The oil majors have had a love-hate relationship with renewable energy over the past decade. Some (BP (BP 1.86%)) once saw it as a key to their future, only to divest from the business, and others (Total (TTE 0.67%)) have been slowly wading into renewables without taking any big risks. But it's become clear that renewable energy isn't going anywhere, and it might be the biggest threat facing the oil business long-term.
Not only is renewable energy eating away at traditional fossil fuel consumption at utilities, it's becoming a fuel for transportation as millions of electric vehicles hit the road around the world. Royal Dutch Shell plc (RDS.A) (RDS.B) is the latest to realize it needs a foot in the renewable energy business, buying a 44% stake in renewable energy developer Silicon Ranch for up to $217 million in cash. And Shell may still be getting started building out its renewables strategy.
Shell joins the renewables business
Silicon Ranch is a solar developer that has about 880 MW of projects under contract in the U.S. with a 1 GW pipeline of projects. It's not the biggest developer in the country, but it has a growing footprint and can leverage Shell's capital to grow. In 2021, Shell can increase the ownership stake beyond 44%.
Shell also acquired MP2 Energy last year, an owner of natural gas and distributed solar assets like demand-response and solar.
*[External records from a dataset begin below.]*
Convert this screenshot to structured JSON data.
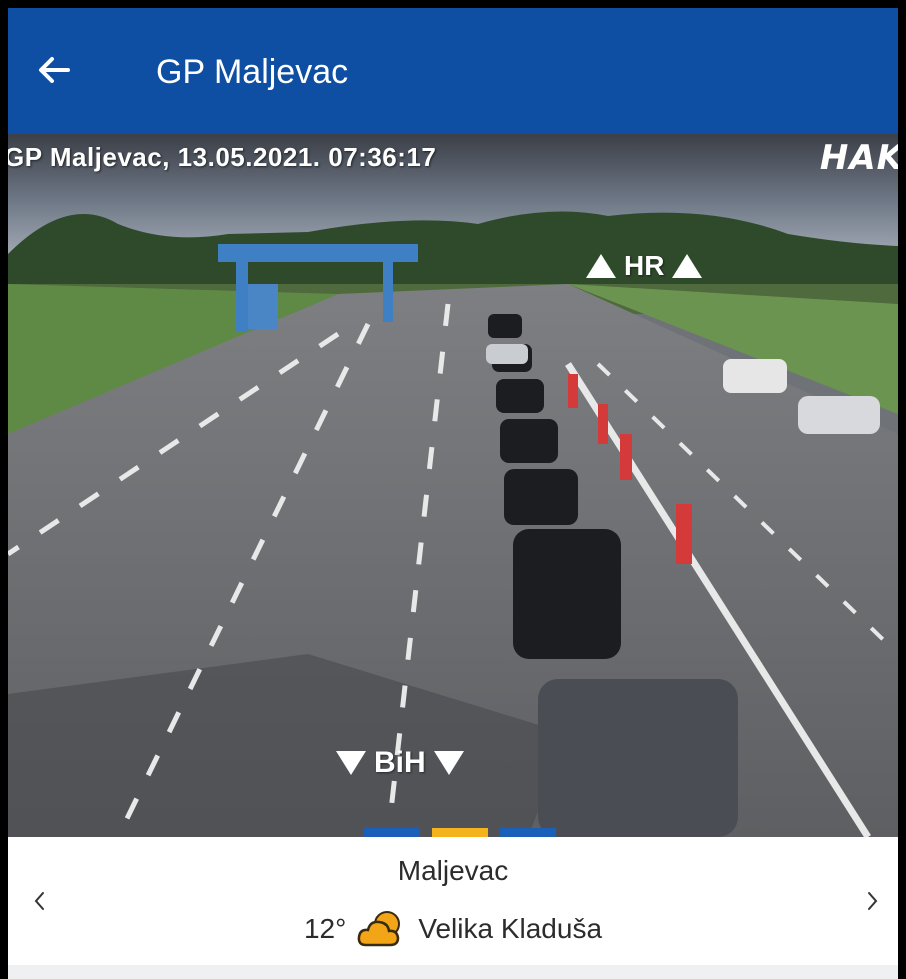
{
  "appbar": {
    "title": "GP Maljevac",
    "back_icon": "arrow-left-icon",
    "background": "#0f4fa3"
  },
  "camera": {
    "caption": "GP Maljevac, 13.05.2021. 07:36:17",
    "logo": "HAK",
    "direction_up": "HR",
    "direction_down": "BiH",
    "pager_colors": [
      "#1b5fb8",
      "#f4b21d",
      "#1b5fb8"
    ]
  },
  "location": {
    "name": "Maljevac",
    "temperature": "12°",
    "weather_icon": "partly-cloudy-icon",
    "place": "Velika Kladuša",
    "prev_icon": "chevron-left-icon",
    "next_icon": "chevron-right-icon"
  }
}
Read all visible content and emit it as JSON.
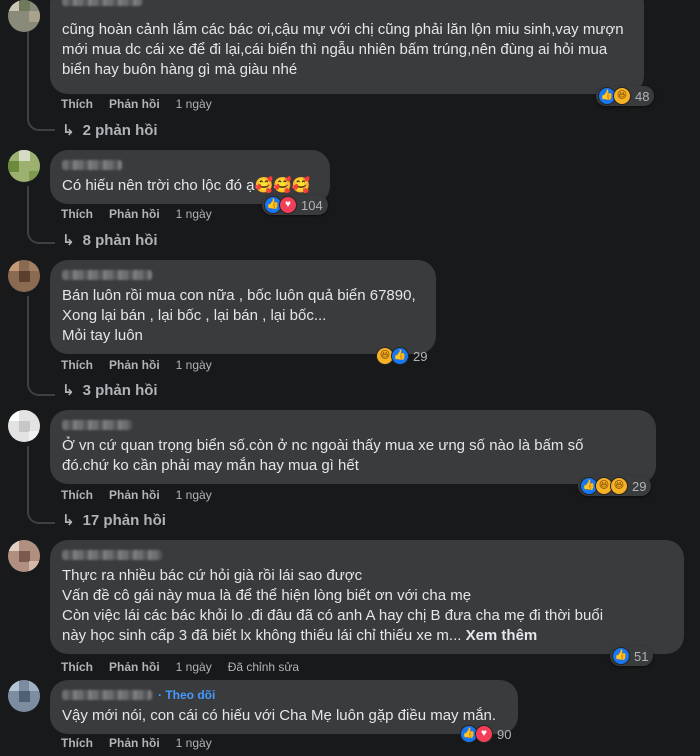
{
  "comments": [
    {
      "text": "cũng hoàn cảnh lắm các bác ơi,cậu mự với chị cũng phải lăn lộn miu sinh,vay mượn\nmới mua dc cái xe để đi lại,cái biển thì ngẫu nhiên bấm trúng,nên đùng ai hỏi mua\nbiển hay buôn hàng gì mà giàu nhé",
      "like": "Thích",
      "reply": "Phản hồi",
      "time": "1 ngày",
      "reactions": [
        "like",
        "haha"
      ],
      "reaction_count": "48",
      "replies": "2 phản hồi"
    },
    {
      "text": "Có hiếu nên trời cho lộc đó ạ🥰🥰🥰",
      "like": "Thích",
      "reply": "Phản hồi",
      "time": "1 ngày",
      "reactions": [
        "like",
        "love"
      ],
      "reaction_count": "104",
      "replies": "8 phản hồi"
    },
    {
      "text": "Bán luôn rồi mua con nữa , bốc luôn quả biển 67890,\nXong lại bán , lại bốc , lại bán , lại bốc...\nMỏi tay luôn",
      "like": "Thích",
      "reply": "Phản hồi",
      "time": "1 ngày",
      "reactions": [
        "haha",
        "like"
      ],
      "reaction_count": "29",
      "replies": "3 phản hồi"
    },
    {
      "text": "Ở vn cứ quan trọng biển số.còn ở nc ngoài thấy mua xe ưng số nào là bấm số\nđó.chứ ko cần phải may mắn hay mua gì hết",
      "like": "Thích",
      "reply": "Phản hồi",
      "time": "1 ngày",
      "reactions": [
        "like",
        "haha",
        "haha"
      ],
      "reaction_count": "29",
      "replies": "17 phản hồi"
    },
    {
      "text": "Thực ra nhiều bác cứ hỏi già rồi lái sao được\nVấn đề cô gái này mua là để thể hiện lòng biết ơn với cha mẹ\nCòn việc lái các bác khỏi lo .đi đâu đã có anh A hay chị B đưa cha mẹ đi thời buổi\nnày học sinh cấp 3 đã biết lx không thiếu lái chỉ thiếu xe m... ",
      "see_more": "Xem thêm",
      "like": "Thích",
      "reply": "Phản hồi",
      "time": "1 ngày",
      "edited": "Đã chỉnh sửa",
      "reactions": [
        "like"
      ],
      "reaction_count": "51"
    },
    {
      "follow": "Theo dõi",
      "text": "Vậy mới nói, con cái có hiếu với Cha Mẹ luôn gặp điều may mắn.",
      "like": "Thích",
      "reply": "Phản hồi",
      "time": "1 ngày",
      "reactions": [
        "like",
        "love"
      ],
      "reaction_count": "90"
    }
  ],
  "reaction_glyphs": {
    "like": "👍",
    "love": "♥",
    "haha": "😆",
    "care": "🥰"
  },
  "reply_arrow": "↳",
  "colors": {
    "bg": "#18191a",
    "bubble": "#3a3b3c",
    "text": "#e4e6eb",
    "muted": "#b0b3b8",
    "link": "#4599ff",
    "like": "#1877f2",
    "love": "#f33e58",
    "haha": "#f7b125"
  }
}
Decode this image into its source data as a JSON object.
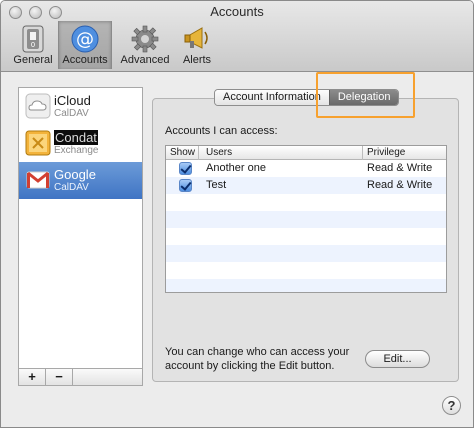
{
  "window": {
    "title": "Accounts"
  },
  "toolbar": {
    "items": [
      {
        "label": "General",
        "icon": "general-switch-icon"
      },
      {
        "label": "Accounts",
        "icon": "at-sign-icon",
        "active": true
      },
      {
        "label": "Advanced",
        "icon": "gear-icon"
      },
      {
        "label": "Alerts",
        "icon": "megaphone-icon"
      }
    ]
  },
  "accounts": {
    "items": [
      {
        "name": "iCloud",
        "type": "CalDAV",
        "icon": "icloud-icon"
      },
      {
        "name": "Condat",
        "type": "Exchange",
        "icon": "exchange-icon"
      },
      {
        "name": "Google",
        "type": "CalDAV",
        "icon": "gmail-icon",
        "selected": true
      }
    ],
    "add_label": "+",
    "remove_label": "−"
  },
  "tabs": {
    "account_information": "Account Information",
    "delegation": "Delegation",
    "active": "Delegation"
  },
  "delegation": {
    "section_label": "Accounts I can access:",
    "columns": [
      "Show",
      "Users",
      "Privilege"
    ],
    "rows": [
      {
        "show": true,
        "user": "Another one",
        "privilege": "Read & Write"
      },
      {
        "show": true,
        "user": "Test",
        "privilege": "Read & Write"
      }
    ],
    "hint": "You can change who can access your account by clicking the Edit button.",
    "edit_label": "Edit..."
  },
  "help_label": "?",
  "colors": {
    "highlight": "#f7a12f",
    "selection": "#3f74c4"
  }
}
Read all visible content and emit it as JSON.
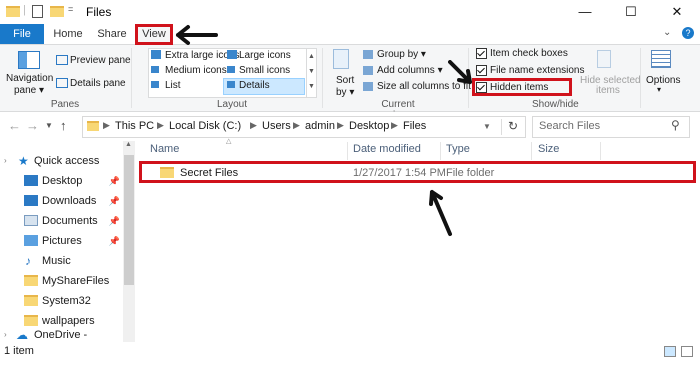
{
  "window": {
    "title": "Files",
    "minimize": "—",
    "maximize": "☐",
    "close": "✕"
  },
  "tabs": [
    "File",
    "Home",
    "Share",
    "View"
  ],
  "ribbon": {
    "panes": {
      "navigation_pane": "Navigation",
      "navigation_pane2": "pane ▾",
      "preview_pane": "Preview pane",
      "details_pane": "Details pane",
      "label": "Panes"
    },
    "layout": {
      "items": [
        "Extra large icons",
        "Large icons",
        "Medium icons",
        "Small icons",
        "List",
        "Details"
      ],
      "label": "Layout",
      "selected": "Details"
    },
    "current_view": {
      "sort": "Sort",
      "sort2": "by ▾",
      "group_by": "Group by ▾",
      "add_columns": "Add columns ▾",
      "size_all": "Size all columns to fit",
      "label": "Current view"
    },
    "show_hide": {
      "item_check_boxes": "Item check boxes",
      "file_name_extensions": "File name extensions",
      "hidden_items": "Hidden items",
      "hide_selected": "Hide selected",
      "hide_selected2": "items",
      "label": "Show/hide",
      "checks": {
        "item_check_boxes": true,
        "file_name_extensions": true,
        "hidden_items": true
      }
    },
    "options": {
      "label": "Options",
      "label2": "▾"
    }
  },
  "address": {
    "crumbs": [
      "This PC",
      "Local Disk (C:)",
      "Users",
      "admin",
      "Desktop",
      "Files"
    ],
    "search_placeholder": "Search Files"
  },
  "nav": {
    "quick_access": "Quick access",
    "items": [
      {
        "label": "Desktop",
        "pinned": true
      },
      {
        "label": "Downloads",
        "pinned": true
      },
      {
        "label": "Documents",
        "pinned": true
      },
      {
        "label": "Pictures",
        "pinned": true
      },
      {
        "label": "Music",
        "pinned": false
      },
      {
        "label": "MyShareFiles",
        "pinned": false
      },
      {
        "label": "System32",
        "pinned": false
      },
      {
        "label": "wallpapers",
        "pinned": false
      }
    ],
    "onedrive": "OneDrive - Family"
  },
  "columns": {
    "name": "Name",
    "date": "Date modified",
    "type": "Type",
    "size": "Size"
  },
  "files": [
    {
      "name": "Secret Files",
      "date": "1/27/2017 1:54 PM",
      "type": "File folder",
      "size": ""
    }
  ],
  "status": {
    "count": "1 item"
  },
  "colors": {
    "accent": "#1979ca",
    "highlight": "#d0121b"
  }
}
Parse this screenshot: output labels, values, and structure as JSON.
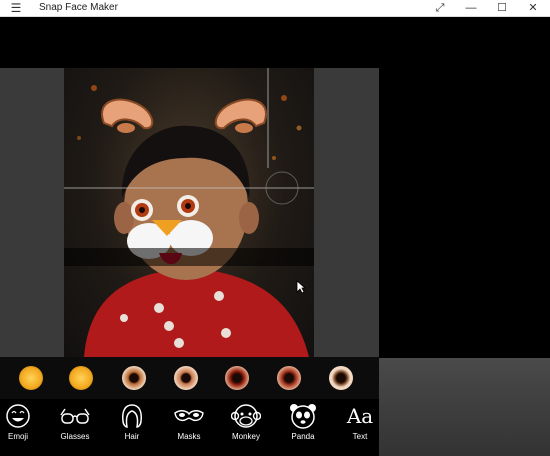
{
  "window": {
    "title": "Snap Face Maker",
    "menu_icon": "hamburger-icon",
    "controls": [
      "fullscreen-icon",
      "minimize-icon",
      "maximize-icon",
      "close-icon"
    ]
  },
  "eyes": [
    {
      "name": "eye-yellow-1",
      "color": "#f2a81d"
    },
    {
      "name": "eye-yellow-2",
      "color": "#f2a81d"
    },
    {
      "name": "eye-brown-1",
      "color": "#b8672e"
    },
    {
      "name": "eye-brown-2",
      "color": "#c8764a"
    },
    {
      "name": "eye-red-1",
      "color": "#8f1c0b"
    },
    {
      "name": "eye-red-2",
      "color": "#a0301a"
    },
    {
      "name": "eye-white",
      "color": "#f3d9c2"
    }
  ],
  "categories": [
    {
      "label": "Emoji",
      "icon": "smiley-icon"
    },
    {
      "label": "Glasses",
      "icon": "glasses-icon"
    },
    {
      "label": "Hair",
      "icon": "hair-icon"
    },
    {
      "label": "Masks",
      "icon": "mask-icon"
    },
    {
      "label": "Monkey",
      "icon": "monkey-icon"
    },
    {
      "label": "Panda",
      "icon": "panda-icon"
    },
    {
      "label": "Text",
      "icon": "text-icon",
      "glyph": "Aa"
    }
  ]
}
While these two deals don't make Shell a leader in renewable energy just yet, it could show a shifting attitude to renewable energy, a transition other companies have already gone through. And if Shell pushes both companies to grow it could build a sizable renewables business.
Old energy companies are making plays for new energy assets
Shell isn't the first oil company to make a move into renewables. The oil major making the most news in renewable energy is Total, the majority owner of solar manufacturer SunPower (SPWR 2.25%). Total has also acquired a stake in developer EREN Renewable Energy and acquired energy efficiency company GreenFlex, among others. Total has also begun to buy renewable energy projects on its own, essentially building an energy generating business under the Total banner.
Utility AES (AES 1.78%) spent $853 million last year to buy sPower, developer of utility-scale solar systems. The company is in the midst of a strategy to sell off coal and other legacy fossil fuel assets and double down on renewable energy and energy storage.
After divesting a solar manufacturing business a few years ago, BP has even gotten back in the renewable energy game with a $200 million investment in renewable developer Lightsource.
You may notice a trend: oil and utility companies are beginning to invest in renewable energy developers rather than manufacturers. This is partly because asset ownership in the energy industry is a more stable business for them to invest in, but it also allows them to leverage their own development expertise and access to capital in renewables, rather than develop a new technology understanding in renewable manufacturing.
The holdout in renewable energy
One oil company's name is notably absent from the renewable energy business: ExxonMobil (XOM 1.26%). The company has intentionally stayed out of wind and solar, and has focused investment in alternative energy in fuels and carbon sequestration, although with very little commercial success.
With major competitors Total, Shell, and BP investing billions in renewable energy to transition their business, ExxonMobil may eventually see that's where the future is. Shell is finally coming around and maybe just in time to build a sustainable renewable energy business to replace the aging oil business.